In the end, IT: Chapter Two delivers a satisfying ending and is a respectable conclusion to such a beautiful film from 2017. While you may get bored and hear a bunch of people say that this film wasn’t scary, this is a good film and you are going to have a blast when you see it.

Rating: 7.5/10

 

‘Scary Stories to Tell in the Dark’ Review

Scary Stories to Tell in the Dark is the film adaptation of Alvin Schwartz and Stephen Gammell’s classic, bone-chilling books from the ’80s and ’90s. If you are like me, then you would have remembered checking these books out from your school’s library or your 4th-grade teacher had these books on a shelf in the classroom and you read them during free time. I was amped for some of the stories to be told through the big screen, especially Harold and The Red Spot. The books are iconic thanks to illustrations used for the stories. The drawings set the tone for the suspenseful adventure that you are enthralled in when you read them word for word. Each line gets more chilling until the payoff hits. With this movie, we do get solid buildup to the on-coming scare, but the payoff is underwhelming. When you go into this movie, do not expect a thriller that will leave you scarred for the night. This is a tame PG-13 horror film that is aimed to be enjoyed by adults and kids alike, which ends up being the prime flaw of this film.

As every story gets told, the scares get weaker and weaker to the point where the final act sadly turns comical. The way that Me-Tie-Doughty-Walker is portrayed was unfortunate in my eye because it was the story that haunted me the most as a child. The entities used as the figments of the horror are fairly dull minus the first two. I understand that these stories were written for children but a horror film’s goal is to be terrifying. This film does not deliver the nightmares that you would expect. I think an R-rating would have benefitted it ten-fold. Another problem with the scares is that they rely heavily on the generic sound-cue jumpscare. The sound-cue ends up being more terrifying than what is shown on screen. My final negative with the film are the protagonists. There is not enough characterization given to our main girl and guy. There is this awkward connection tied to our main male character that has to do with the ongoing Vietnam War during the mid-20th century. Our main heroine has familial issues that are not explored enough. I think the writing could have taken that background deeper than it went. Her friends are really there to be written into these stories and can be annoying with some cringe-worthy one-liners. However, what this movie lacks in great scares and character development, makes up for with aesthetic and superb cinematography.

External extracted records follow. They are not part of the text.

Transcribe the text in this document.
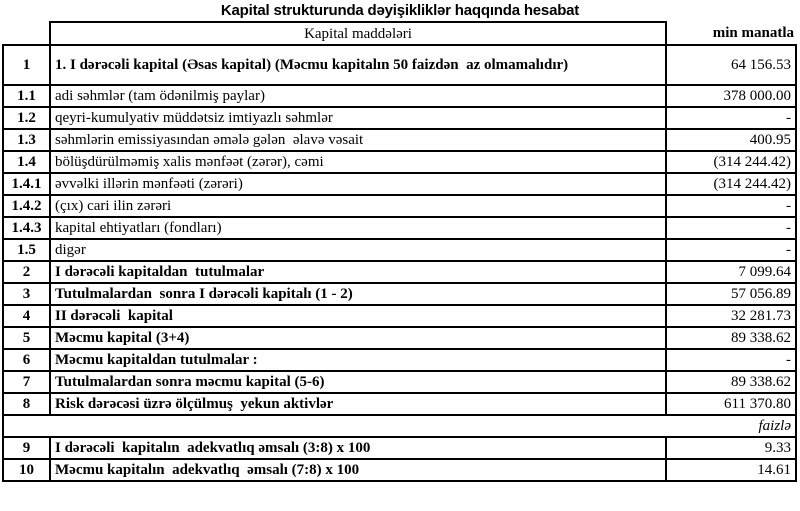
Kapital strukturunda dəyişikliklər haqqında hesabat
	Kapital maddələri	min manatla
1	1. I dərəcəli kapital (Əsas kapital) (Məcmu kapitalın 50 faizdən  az olmamalıdır)	64 156.53
1.1	adi səhmlər (tam ödənilmiş paylar)	378 000.00
1.2	qeyri-kumulyativ müddətsiz imtiyazlı səhmlər	-
1.3	səhmlərin emissiyasından əmələ gələn  əlavə vəsait	400.95
1.4	bölüşdürülməmiş xalis mənfəət (zərər), cəmi	(314 244.42)
1.4.1	əvvəlki illərin mənfəəti (zərəri)	(314 244.42)
1.4.2	(çıx) cari ilin zərəri	-
1.4.3	kapital ehtiyatları (fondları)	-
1.5	digər	-
2	I dərəcəli kapitaldan  tutulmalar	7 099.64
3	Tutulmalardan  sonra I dərəcəli kapitalı (1 - 2)	57 056.89
4	II dərəcəli  kapital	32 281.73
5	Məcmu kapital (3+4)	89 338.62
6	Məcmu kapitaldan tutulmalar :	-
7	Tutulmalardan sonra məcmu kapital (5-6)	89 338.62
8	Risk dərəcəsi üzrə ölçülmuş  yekun aktivlər	611 370.80
faizlə		
9	I dərəcəli  kapitalın  adekvatlıq əmsalı (3:8) x 100	9.33
10	Məcmu kapitalın  adekvatlıq  əmsalı (7:8) x 100	14.61
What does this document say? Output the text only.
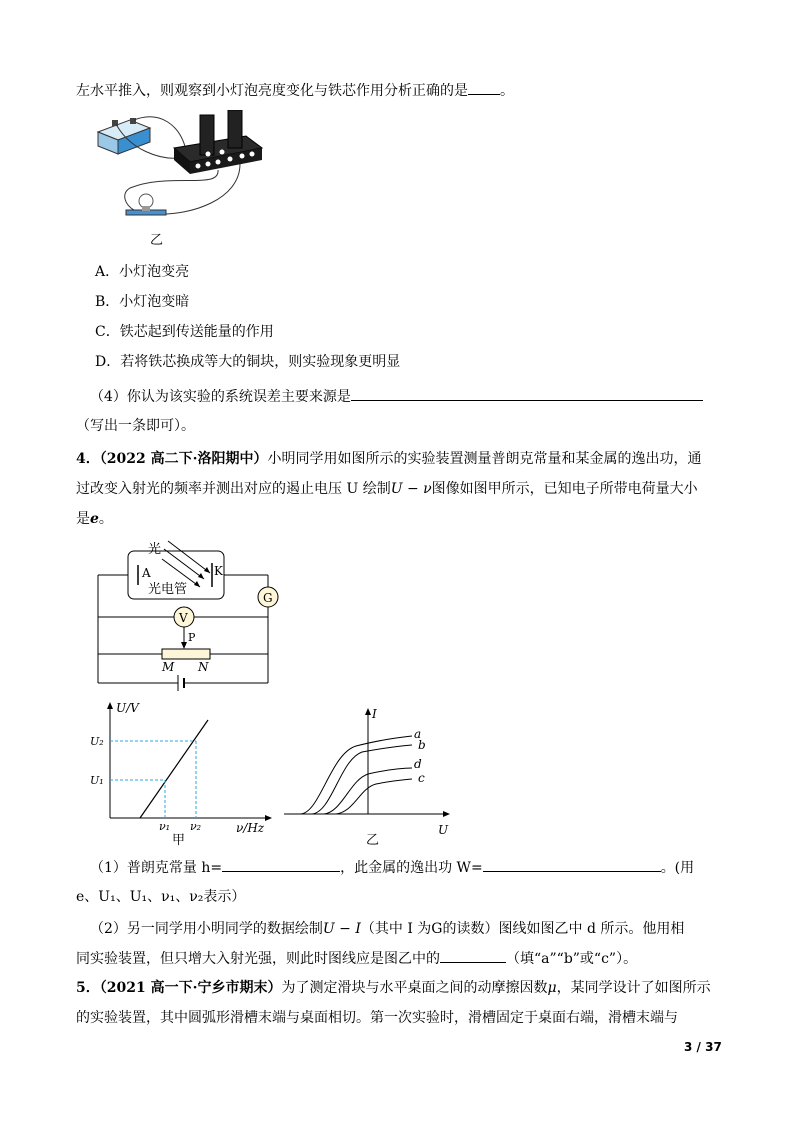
左水平推入，则观察到小灯泡亮度变化与铁芯作用分析正确的是 。
乙
A．小灯泡变亮
B．小灯泡变暗
C．铁芯起到传送能量的作用
D．若将铁芯换成等大的铜块，则实验现象更明显
（4）你认为该实验的系统误差主要来源是
（写出一条即可）。
4．（2022 高二下·洛阳期中）小明同学用如图所示的实验装置测量普朗克常量和某金属的逸出功，通
过改变入射光的频率并测出对应的遏止电压 U 绘制U − ν图像如图甲所示，已知电子所带电荷量大小
是e。
光
A	K
光电管
G
V
P
M N
U/V
ν/Hz
U₂
U₁
ν₁ ν₂
甲
I
U
a
b
d
c
乙
（1）普朗克常量 h=	，此金属的逸出功 W=	。(用
e、U₁、U₁、ν₁、ν₂表示）
（2）另一同学用小明同学的数据绘制U − I（其中 I 为G的读数）图线如图乙中 d 所示。他用相
同实验装置，但只增大入射光强，则此时图线应是图乙中的	（填“a”“b”或“c”）。
5．（2021 高一下·宁乡市期末）为了测定滑块与水平桌面之间的动摩擦因数μ，某同学设计了如图所示
的实验装置，其中圆弧形滑槽末端与桌面相切。第一次实验时，滑槽固定于桌面右端，滑槽末端与
3 / 37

The film takes place on Halloween and a few days following. Once it hits Blu-Ray or becomes digitally available, I would highly recommend this as something to watch on that day. I know I will when I have my annual Halloween movie marathon that includes film such as Trick ‘r Treat, Evil Dead, and John Carpenter’s Halloween. For someone that spends nine months in a small town, I appreciate the small-town vibes in this film. You can clearly tell that it was filmed during the Fall season to help add on to the more Halloween-esque feel. The cinematography and use of practical effects are as amazing as you would expect from Guillermo Del Toro product. The color saturation used in certain scenes stands out to make the setting a character through the stories being written in the moment. The way that the stories come to life and the portrayal of the antagonist are very refreshing in a cinematic era of recycled material and common tropes. The narrative stands out from other films because it is not written in like every other film.

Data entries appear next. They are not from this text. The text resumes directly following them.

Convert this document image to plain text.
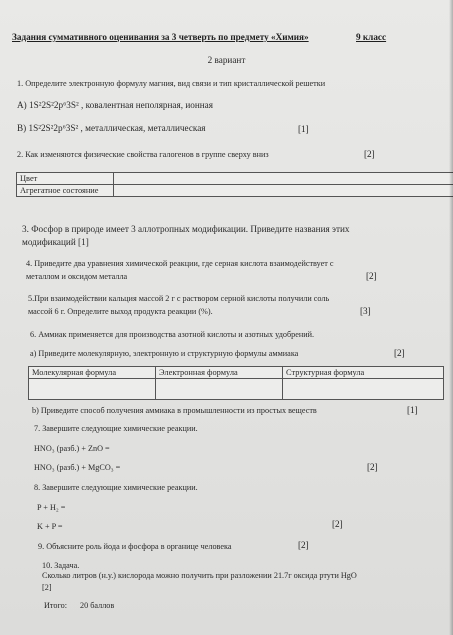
Задания суммативного оценивания за 3 четверть по предмету «Химия»	9 класс
2 вариант
1. Определите электронную формулу магния, вид связи и тип кристаллической решетки
A) 1S²2S²2p⁶3S² , ковалентная неполярная, ионная
B) 1S²2S²2p⁶3S² , металлическая, металлическая	[1]
2. Как изменяются физические свойства галогенов в группе сверху вниз	[2]
Цвет	
Агрегатное состояние	
3. Фосфор в природе имеет 3 аллотропных модификации. Приведите названия этих
модификаций [1]
4. Приведите два уравнения химической реакции, где серная кислота взаимодействует с
металлом и оксидом металла	[2]
5.При взаимодействии кальция массой 2 г с раствором серной кислоты получили соль
массой 6 г. Определите выход продукта реакции (%).	[3]
6. Аммиак применяется для производства азотной кислоты и азотных удобрений.
а) Приведите молекулярную, электронную и структурную формулы аммиака	[2]
Молекулярная формула	Электронная формула	Структурная формула

b) Приведите способ получения аммиака в промышленности из простых веществ	[1]
7. Завершите следующие химические реакции.
HNO₃ (разб.) + ZnO =
HNO₃ (разб.) + MgCO₃ =	[2]
8. Завершите следующие химические реакции.
P + H₂ =
K + P =	[2]
9. Объясните роль йода и фосфора в органице человека	[2]
10. Задача.
Сколько литров (н.у.) кислорода можно получить при разложении 21.7г оксида ртути HgO
[2]
Итого: 20 баллов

Like I said before, this film will most likely underwhelm you if you were looking for nightmarish scares. At best, it is a haunted house vibe with the stories playing out as a race against time for our main characters. The best way to describe this film would be as a good warmup before IT: Chapter Two hits theatres because the scares are not going to be held back in any way. In the end, Scary Stories to Tell in the Dark is highly enjoyable from a technical standpoint but is held back tremendously due to tameness and that treaded PG-13 rating.